Despite their strengths, many existing algorithms are limited by their focus on detecting discrete gait events, such as heel strike or toe-off, which only provide partial information about the gait cycle. This emphasis on contact detection, while useful in some scenarios, falls short in capturing the continuous nature of gait—a crucial aspect for dynamic and adaptive control [15–17]. Continuous gait phase detection, on the other hand, facilitates smoother transitions between phases and is essential for real-time applications such as rehabilitation devices and prosthetics, where achieving near-natural walking and effective posture correction is vital for enhancing patients’ quality of life [18]. Building on this need for continuous gait phase detection, our previous research utilized a motion capture system to analyze the trajectories of rats’ walking data and employed unsupervised learning algorithms to detect these continuous phases. This approach demonstrates significant potential for applying continuous gait phase detection in humans as well [19–21].

Additionally, it is important to note that phase synchronization between arms and legs is crucial for the recovery of movement function in stroke and spinal cord injury patients. Studies have shown that phase synchronization of upper and lower limb movement can lead to improved gait patterns and faster recovery of movement function [22–24]. By incorporating phase synchronization into rehabilitation robotic systems, patients may be able to recover their movement function more efficiently.

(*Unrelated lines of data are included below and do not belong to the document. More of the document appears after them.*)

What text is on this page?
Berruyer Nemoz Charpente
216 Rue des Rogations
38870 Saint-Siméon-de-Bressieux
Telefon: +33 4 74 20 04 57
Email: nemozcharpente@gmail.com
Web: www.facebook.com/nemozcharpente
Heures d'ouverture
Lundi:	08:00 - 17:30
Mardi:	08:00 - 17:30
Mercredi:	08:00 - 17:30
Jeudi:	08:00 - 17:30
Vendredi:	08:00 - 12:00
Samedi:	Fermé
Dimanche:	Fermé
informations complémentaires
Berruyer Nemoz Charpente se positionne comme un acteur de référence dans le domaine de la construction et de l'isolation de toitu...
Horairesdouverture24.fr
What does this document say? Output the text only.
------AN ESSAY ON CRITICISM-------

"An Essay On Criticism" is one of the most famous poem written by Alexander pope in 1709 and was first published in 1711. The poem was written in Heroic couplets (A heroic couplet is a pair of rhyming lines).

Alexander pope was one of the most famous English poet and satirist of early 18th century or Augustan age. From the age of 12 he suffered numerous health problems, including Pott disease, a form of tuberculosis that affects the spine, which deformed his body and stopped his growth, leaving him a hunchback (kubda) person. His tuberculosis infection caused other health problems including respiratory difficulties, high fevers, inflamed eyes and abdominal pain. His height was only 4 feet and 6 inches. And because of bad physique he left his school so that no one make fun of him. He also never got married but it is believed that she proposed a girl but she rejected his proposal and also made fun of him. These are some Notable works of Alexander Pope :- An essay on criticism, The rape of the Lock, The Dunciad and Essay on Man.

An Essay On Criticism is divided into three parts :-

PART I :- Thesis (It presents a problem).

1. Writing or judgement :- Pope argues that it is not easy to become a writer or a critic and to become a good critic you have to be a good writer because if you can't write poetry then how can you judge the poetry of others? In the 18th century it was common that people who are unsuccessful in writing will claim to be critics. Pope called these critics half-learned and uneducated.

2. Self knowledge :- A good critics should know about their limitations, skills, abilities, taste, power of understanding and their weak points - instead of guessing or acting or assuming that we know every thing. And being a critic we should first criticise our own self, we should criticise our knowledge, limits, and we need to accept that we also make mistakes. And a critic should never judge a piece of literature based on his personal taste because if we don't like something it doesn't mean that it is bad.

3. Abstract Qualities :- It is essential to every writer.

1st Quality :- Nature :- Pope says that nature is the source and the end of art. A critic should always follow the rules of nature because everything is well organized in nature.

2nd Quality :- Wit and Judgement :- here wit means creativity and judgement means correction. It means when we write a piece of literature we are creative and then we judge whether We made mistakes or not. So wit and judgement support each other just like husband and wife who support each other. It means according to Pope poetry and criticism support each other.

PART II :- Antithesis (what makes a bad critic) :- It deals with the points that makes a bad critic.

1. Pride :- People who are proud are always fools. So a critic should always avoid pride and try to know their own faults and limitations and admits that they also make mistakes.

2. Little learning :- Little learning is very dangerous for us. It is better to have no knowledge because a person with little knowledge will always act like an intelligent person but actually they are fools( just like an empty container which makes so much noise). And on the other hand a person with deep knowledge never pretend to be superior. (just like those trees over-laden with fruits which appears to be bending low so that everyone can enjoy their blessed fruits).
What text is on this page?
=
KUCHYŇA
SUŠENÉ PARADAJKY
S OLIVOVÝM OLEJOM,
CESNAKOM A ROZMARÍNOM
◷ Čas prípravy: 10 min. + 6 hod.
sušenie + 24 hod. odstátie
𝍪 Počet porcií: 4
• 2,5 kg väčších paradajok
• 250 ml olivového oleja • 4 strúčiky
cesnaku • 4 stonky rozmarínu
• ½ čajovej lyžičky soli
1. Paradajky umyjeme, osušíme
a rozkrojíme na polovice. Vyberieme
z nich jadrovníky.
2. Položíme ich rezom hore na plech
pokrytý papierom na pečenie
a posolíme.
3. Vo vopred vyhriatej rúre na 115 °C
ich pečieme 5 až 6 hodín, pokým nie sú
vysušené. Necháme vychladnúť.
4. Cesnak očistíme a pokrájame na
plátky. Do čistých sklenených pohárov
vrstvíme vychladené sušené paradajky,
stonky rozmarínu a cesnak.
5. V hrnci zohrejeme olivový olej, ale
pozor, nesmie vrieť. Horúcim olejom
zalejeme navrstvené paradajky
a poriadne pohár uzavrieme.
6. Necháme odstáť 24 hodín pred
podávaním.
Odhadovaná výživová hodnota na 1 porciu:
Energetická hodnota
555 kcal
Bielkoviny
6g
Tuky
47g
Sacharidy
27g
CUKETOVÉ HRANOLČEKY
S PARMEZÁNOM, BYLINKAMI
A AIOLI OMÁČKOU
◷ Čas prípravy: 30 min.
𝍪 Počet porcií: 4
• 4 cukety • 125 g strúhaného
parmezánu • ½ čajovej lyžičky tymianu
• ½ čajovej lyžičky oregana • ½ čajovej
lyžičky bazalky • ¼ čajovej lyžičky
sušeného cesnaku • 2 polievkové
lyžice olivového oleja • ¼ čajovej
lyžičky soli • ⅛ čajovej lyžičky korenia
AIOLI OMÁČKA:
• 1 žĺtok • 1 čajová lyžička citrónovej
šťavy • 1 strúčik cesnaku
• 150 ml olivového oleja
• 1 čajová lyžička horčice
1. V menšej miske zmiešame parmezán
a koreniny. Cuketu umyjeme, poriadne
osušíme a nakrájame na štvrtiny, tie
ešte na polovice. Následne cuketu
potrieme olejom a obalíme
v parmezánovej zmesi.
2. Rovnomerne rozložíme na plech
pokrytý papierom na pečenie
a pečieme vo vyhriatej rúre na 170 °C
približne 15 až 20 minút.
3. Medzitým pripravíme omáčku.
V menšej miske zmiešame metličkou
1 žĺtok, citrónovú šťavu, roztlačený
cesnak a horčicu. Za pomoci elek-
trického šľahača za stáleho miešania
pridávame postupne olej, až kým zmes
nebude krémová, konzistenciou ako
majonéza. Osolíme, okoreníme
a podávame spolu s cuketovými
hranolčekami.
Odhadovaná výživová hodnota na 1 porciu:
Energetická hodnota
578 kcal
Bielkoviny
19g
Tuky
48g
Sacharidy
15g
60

Mechanical sensors offer real-time gait analysis, allowing for the immediate identification of abnormalities and feedback during rehabilitation. In the field of gait analysis, common examples of mechanical sensors used include force sensors [25], inertial measurement units (IMUs) [26], and pressure sensors [27]. They possess numerous advantages such as non-invasiveness, portability, cost-effectiveness, and the provision of high temporal resolution, ease of use, and objective data, facilitating accurate and consistent gait analysis [28–30]. However, sensor-based studies can be limited by various factors such as accuracy, spatial resolution, environmental factors, sensor placement, durability, battery life, and data processing [31, 32]. IMU sensors, in particular, measure acceleration and rotational rates to capture detailed gait data. Unlike general mechanical sensors, which encompass a variety of devices such as force or displacement sensors, IMU sensors offer precise and comprehensive motion data. In addition to mechanical sensors, gait analysis can also make use of optical sensors, such as those found in motion capture systems [33]. These systems utilize multiple cameras for inspections and offer several advantages including high spatial and temporal resolution, accurate 3D analysis, objectivity, repeatability, versatility, and the ability to handle large data sets [34, 35], but are costly, space-intensive and require trained personnel [36]. Collecting overground walking data via a motion capture system necessitates a considerable amount of space, making the acquisition of large training data sets from overground walking data challenging.

In order to map the phases of the upper and lower limbs using signals from a motion capture system, a phase synchronization algorithm is necessary. There are several existing algorithms that can fulfill this role, including the Koopman operator theory, Poincaré maps, Hilbert-Huang transform, and continuous wavelet transform. These algorithms offer various advantages and limitations for gait analysis as shown in Table 1.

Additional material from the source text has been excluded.